ベルベー

水の中のつぼみのベルベーのネタバレレビュー・内容・結末

水の中のつぼみ(2007年製作の映画)
3.6

このレビューはネタバレを含みます

映画界の家父長制に憤り引退を表明したアデル・エネルと「燃ゆる女の肖像」でタッグを組んだ(そして私生活でもパートナーだった)セリーヌ・シアマの初期の代表作。面白かった。少女の少女に対する激重感情が描かれる本作に於いて、男性は有害とかですらない。排泄物に近い。男という糞さえ存在しなければ美しい世界なのに。忌むべき汚物だが、生活とは切り離せない。そういう視点だ。超偏ってるが、実のところ彼女達は共感とか求めてないはず。

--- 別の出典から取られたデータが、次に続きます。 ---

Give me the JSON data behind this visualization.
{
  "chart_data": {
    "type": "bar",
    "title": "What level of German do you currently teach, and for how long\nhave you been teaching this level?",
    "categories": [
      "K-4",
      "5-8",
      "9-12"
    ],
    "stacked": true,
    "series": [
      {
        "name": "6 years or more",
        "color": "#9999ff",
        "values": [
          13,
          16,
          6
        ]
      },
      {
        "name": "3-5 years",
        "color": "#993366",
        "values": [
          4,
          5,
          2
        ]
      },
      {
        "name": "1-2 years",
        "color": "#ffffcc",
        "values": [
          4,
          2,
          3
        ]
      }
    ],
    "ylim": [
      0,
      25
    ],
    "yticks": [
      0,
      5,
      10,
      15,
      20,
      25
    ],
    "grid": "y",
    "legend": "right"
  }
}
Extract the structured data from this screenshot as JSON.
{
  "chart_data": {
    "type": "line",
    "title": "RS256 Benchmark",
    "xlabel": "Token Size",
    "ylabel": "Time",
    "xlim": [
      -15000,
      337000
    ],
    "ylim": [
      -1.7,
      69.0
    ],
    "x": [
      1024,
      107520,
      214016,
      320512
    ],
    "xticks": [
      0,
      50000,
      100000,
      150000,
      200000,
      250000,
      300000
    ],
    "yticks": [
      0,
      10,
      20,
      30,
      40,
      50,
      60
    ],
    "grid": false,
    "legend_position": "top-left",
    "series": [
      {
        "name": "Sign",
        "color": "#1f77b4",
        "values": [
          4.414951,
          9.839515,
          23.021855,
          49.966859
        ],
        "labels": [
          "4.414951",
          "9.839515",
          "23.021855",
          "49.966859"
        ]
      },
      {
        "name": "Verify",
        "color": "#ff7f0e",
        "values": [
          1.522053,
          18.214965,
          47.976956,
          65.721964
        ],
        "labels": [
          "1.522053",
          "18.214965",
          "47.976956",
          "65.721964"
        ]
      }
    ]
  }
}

興味深いのは、男=排泄物を画面から掃除して排除して削除して浮き彫りになっていくのは、女の女に対するルッキズムということ。排泄機能を切り離したいけどできない怒りと悲しみに帰結していくが、詰まるところ人間なんて皆排泄物なのかもしれない。しかしラスト。ルッキズムからの解放は、少なくとも彼女達は排泄物であることを拒否したことを意味しているはずだ。やべえ糞の話しかしてない。けど汚い映画じゃなくて綺麗な映像が多いよ唾はやたら吐くけど!同時代性から乖離したシンセ劇伴がまた良くて印象的。